Queste vittorie, che hanno probabilmente rilanciato Tsonga e Raonic, non cancellano un serio rischio, ovvero quello di vederli assenti dalla Masters Cup di fine anno. Ad oggi i primi quattro del mondo sono già qualificati e gli ultimi quattro posti vedono Berdych, Nishikori e Nadal con mezzo piede a Londra e Ferrer (3005 punti) a rischio. Nella classifica Race (risultati conseguiti da gennaio 2015 ad oggi) al numero 9 troviamo Gasquet con 2355 punti, comunque lontano dalla qualificazione. Ma veniamo per gradi: l’ipotesi del ritiro di Murray in chiave Davis (notizia che ha generato un caso diplomatico) potrebbe rimescolare la situazione e far rientrare tanti candidati, senza tralasciare che storicamente il finale di stagione è teatro di tanti infortuni che permettono l’ingresso del numero 9 come nel 2013 e 2014. Inoltre dalla prossima settimana fino a Parigi Bercy ci sono ancora 3500 punti a disposizione.

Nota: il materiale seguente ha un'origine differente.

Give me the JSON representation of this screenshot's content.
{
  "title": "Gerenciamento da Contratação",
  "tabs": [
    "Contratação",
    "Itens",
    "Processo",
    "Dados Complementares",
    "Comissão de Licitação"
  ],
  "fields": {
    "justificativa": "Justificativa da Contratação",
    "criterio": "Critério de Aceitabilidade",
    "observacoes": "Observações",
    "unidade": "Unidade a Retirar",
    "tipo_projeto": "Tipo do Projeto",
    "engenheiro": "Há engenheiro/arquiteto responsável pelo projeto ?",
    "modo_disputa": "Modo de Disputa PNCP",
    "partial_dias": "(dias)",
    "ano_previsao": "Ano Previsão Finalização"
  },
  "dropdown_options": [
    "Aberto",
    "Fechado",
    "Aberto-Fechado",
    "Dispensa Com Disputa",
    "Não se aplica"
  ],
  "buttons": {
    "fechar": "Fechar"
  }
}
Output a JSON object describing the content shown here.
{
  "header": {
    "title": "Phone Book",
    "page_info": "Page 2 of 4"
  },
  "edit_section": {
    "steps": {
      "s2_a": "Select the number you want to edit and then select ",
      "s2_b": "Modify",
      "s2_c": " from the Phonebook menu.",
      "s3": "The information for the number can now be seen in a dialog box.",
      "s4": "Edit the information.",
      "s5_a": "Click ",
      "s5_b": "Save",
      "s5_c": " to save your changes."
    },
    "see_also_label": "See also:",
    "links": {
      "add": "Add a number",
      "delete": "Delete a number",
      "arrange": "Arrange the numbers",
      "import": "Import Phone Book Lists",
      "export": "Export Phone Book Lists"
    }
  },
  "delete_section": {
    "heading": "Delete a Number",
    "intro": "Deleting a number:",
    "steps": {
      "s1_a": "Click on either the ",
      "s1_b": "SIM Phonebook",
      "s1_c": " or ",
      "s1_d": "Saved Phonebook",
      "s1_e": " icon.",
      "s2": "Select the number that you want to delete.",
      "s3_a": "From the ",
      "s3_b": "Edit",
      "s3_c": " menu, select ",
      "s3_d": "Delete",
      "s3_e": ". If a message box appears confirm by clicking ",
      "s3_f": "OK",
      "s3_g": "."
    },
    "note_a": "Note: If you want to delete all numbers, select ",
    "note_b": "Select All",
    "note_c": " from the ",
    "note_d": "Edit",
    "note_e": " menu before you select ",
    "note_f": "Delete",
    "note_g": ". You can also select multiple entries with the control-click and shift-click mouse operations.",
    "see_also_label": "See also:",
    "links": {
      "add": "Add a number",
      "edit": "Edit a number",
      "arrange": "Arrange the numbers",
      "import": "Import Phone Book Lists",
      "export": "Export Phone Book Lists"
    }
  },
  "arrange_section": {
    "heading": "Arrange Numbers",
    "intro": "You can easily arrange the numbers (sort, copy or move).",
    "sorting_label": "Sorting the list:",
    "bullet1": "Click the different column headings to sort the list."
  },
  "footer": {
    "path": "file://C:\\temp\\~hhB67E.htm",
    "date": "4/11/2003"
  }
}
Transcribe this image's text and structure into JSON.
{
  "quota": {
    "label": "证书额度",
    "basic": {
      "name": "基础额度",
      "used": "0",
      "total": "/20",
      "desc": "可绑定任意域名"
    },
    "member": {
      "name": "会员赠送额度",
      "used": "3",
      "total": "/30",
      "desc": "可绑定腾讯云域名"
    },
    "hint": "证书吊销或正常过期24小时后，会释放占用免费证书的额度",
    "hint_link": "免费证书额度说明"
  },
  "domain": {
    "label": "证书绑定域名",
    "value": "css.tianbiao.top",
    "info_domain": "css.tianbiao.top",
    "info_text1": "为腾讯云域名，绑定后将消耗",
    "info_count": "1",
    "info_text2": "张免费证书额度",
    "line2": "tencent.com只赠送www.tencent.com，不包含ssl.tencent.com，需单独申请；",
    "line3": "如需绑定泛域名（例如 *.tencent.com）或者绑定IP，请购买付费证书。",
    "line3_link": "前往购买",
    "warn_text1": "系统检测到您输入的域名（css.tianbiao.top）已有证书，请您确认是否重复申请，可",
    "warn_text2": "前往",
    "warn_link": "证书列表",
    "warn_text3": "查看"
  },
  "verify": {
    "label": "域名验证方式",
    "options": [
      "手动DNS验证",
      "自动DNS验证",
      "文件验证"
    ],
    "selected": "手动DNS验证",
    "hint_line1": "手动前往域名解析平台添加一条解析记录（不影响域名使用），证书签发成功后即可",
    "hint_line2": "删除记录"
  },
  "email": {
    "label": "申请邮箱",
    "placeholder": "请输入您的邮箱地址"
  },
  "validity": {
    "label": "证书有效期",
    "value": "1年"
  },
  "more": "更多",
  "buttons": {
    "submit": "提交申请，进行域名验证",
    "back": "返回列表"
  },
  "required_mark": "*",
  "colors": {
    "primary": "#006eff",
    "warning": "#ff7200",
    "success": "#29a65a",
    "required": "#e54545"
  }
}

Raonic è al dodicesimo posto con 2080 e Tsonga è quindicesimo a 1900 (ma con solo 14 tornei giocati su 18 a disposizione). La programmazione scelta dai due è simile: Atp 500 di Pechino, Master 1000 a Shanghai, Atp 500 di Vienna e Master 1000 a Parigi-Bercy, in più Raonic giocherà anche l’Atp 500 di Basilea: tante occasioni per scalare posizioni e cogliere vittorie importanti, soprattutto in virtù degli ottimi risultati fatti in passato in questi tornei.

Raonic, forse, ha più carte in regola per tentare la qualificazione: oltre ai 200 punti in più rispetto al francese, si è già fatto notare nei tornei asiatici e dal 2012 riesce sempre ad arrivare in finale (e perdere) a Tokyo, motivo in più per cambiare aria e provarci nel torneo gemello di Pechino. Inoltre la decisione di Tsonga di non giocare nella settimana precedente a Parigi-Bercy può lasciar pensare che il Master francese sia il suo vero obiettivo di questo finale di stagione, d’altronde è un torneo che gioca in casa già vinto nel 2008 (finale anche nel 2011) e che potrebbe spingerlo prepotentemente nella top 10.

Già in passato abbiamo visto delle annate anonime trasformarsi in trionfi grazie a questi due mesi. Per maggiori informazioni chiedere a Simon, Davydenko, Nalbandian e allo stesso Tsonga.
La rincorsa si sposta nel continente asiatico dove, ovviamente, non si escludono scontri diretti.